According to the Swedish Energy Agency, Sweden’s municipalities could save nearly €60,000 daily if they improved the efficiency of their commercial kitchens. Ventilation makes up a big part of a commercial kitchen’s energy use and while it can be reduced through heat recovery from extract air, implementing a heat exchange system in a tough environment where there are large amounts of grease, soot, and smoke and doing so in a cost-efficient way has proven challenging – until now: Swedish Greentech company Enjay has developed a heavy-duty heat exchanger that is designed to withstand the toughest environments, recovering the energy from exhaust air in kitchen ventilation system and returning the energy to the building for multiple usages and with significant cost savings. Or, as Enjay CEO Jesper Wirén says:
“Today, the inherent energy in kitchen exhaust ventilation is considered waste – our technology turns that waste into a new, renewable heat source for your building, saving up to 90% of your restaurant’s ventilation heating costs.”
Wirén continues, “Heavy duty environments need heavy duty solutions. Your standard heat exchange system is not going to cut it in a harsh commercial kitchen or laundry – you need something as tough as your environment.”
Back in the 1990s, Enjay co-founders Jesper Wirén and Nils Lekeberg formed UVtech, which developed a ventilation purification system specifically for commercial kitchens using UV filters. This solution is now more or less standard in most commercial kitchen hoods. In 2006, the two men had sold the company and moved on to other ventures, but despite that, customers kept contacting Wirén and Lekeberg, asking if the filter they had developed could be used to protect traditional heat exchanges.
“Everyone we met said the same thing: we know we waste all this energy into the ambient air because grease is clogging up the technical equipment – can we use your filter to protect traditional heat exchanges?’” explains Jesper Wirén, Co-founder & CEO, Enjay. “We had to tell all those customers ‘No’, since our testing had shown that UV filters – or any filter for that matter – will not remove enough of the grease to keep the heat exchangers clean and enable robust and profitableenergy recovery.”
“Nils and I have been working with restaurant ventilation for 30 years, so we decided it was time to crack this problem,” says Wirén. “To make a long story, where we spent many days in front of a barbecue in a test-rig, short; one day we had a eureka-moment”
”We realized that all the existing standard heat exchangers in the market, had a built-in major problem with polluted air: to optimize energy recovery in general ventilation, standard heat exchangers all utilize the Coanda effect to make sure the air flow streaks towards the energy transferring surfaces.
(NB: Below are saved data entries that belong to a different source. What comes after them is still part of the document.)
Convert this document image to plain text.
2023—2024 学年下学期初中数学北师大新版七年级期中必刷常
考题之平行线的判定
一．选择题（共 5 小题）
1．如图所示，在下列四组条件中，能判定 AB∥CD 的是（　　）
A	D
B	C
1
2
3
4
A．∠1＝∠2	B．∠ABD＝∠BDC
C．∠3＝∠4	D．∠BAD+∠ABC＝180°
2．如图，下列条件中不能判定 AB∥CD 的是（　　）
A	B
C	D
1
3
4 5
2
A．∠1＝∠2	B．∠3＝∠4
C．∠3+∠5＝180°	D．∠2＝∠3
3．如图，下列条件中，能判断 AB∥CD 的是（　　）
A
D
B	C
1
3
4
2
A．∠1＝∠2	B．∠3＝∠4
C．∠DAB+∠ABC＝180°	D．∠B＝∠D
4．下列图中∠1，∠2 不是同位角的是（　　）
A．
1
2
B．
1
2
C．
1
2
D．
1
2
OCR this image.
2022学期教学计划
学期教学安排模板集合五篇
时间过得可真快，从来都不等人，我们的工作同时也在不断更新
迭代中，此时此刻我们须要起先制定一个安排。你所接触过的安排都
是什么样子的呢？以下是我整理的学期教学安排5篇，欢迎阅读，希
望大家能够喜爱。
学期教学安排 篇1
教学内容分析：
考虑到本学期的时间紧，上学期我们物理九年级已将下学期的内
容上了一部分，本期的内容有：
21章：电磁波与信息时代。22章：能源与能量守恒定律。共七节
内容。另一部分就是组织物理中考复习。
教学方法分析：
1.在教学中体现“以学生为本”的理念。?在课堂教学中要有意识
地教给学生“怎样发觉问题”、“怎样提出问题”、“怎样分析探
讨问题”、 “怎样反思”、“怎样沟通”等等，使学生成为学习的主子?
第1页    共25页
Unfortunately, that means that all pollutants also flow towards those surfaces. This creates a massive problem since, unlike the air, the pollutants tend to get stuck to the surface, and if there is one thing that is catastrophic to a heat exchanger, it is to get a build-up of a coating on the energy transferring surfaces. Our Heureka-moment was that we realized that standard heat exchangers work against the natural forces, and during the test period, we had discovered how to avoid this.”
The Lepido heat exchange system works with the natural forces, thanks to its’ unique internal Particle Repellent Geometry, PRG. Lepido is based on several patent families that allow the heavy-duty recovery battery to recycle energy in challenging environments. The patented solutions keep the coils of the recovery battery operational, minimizing the need for maintenance.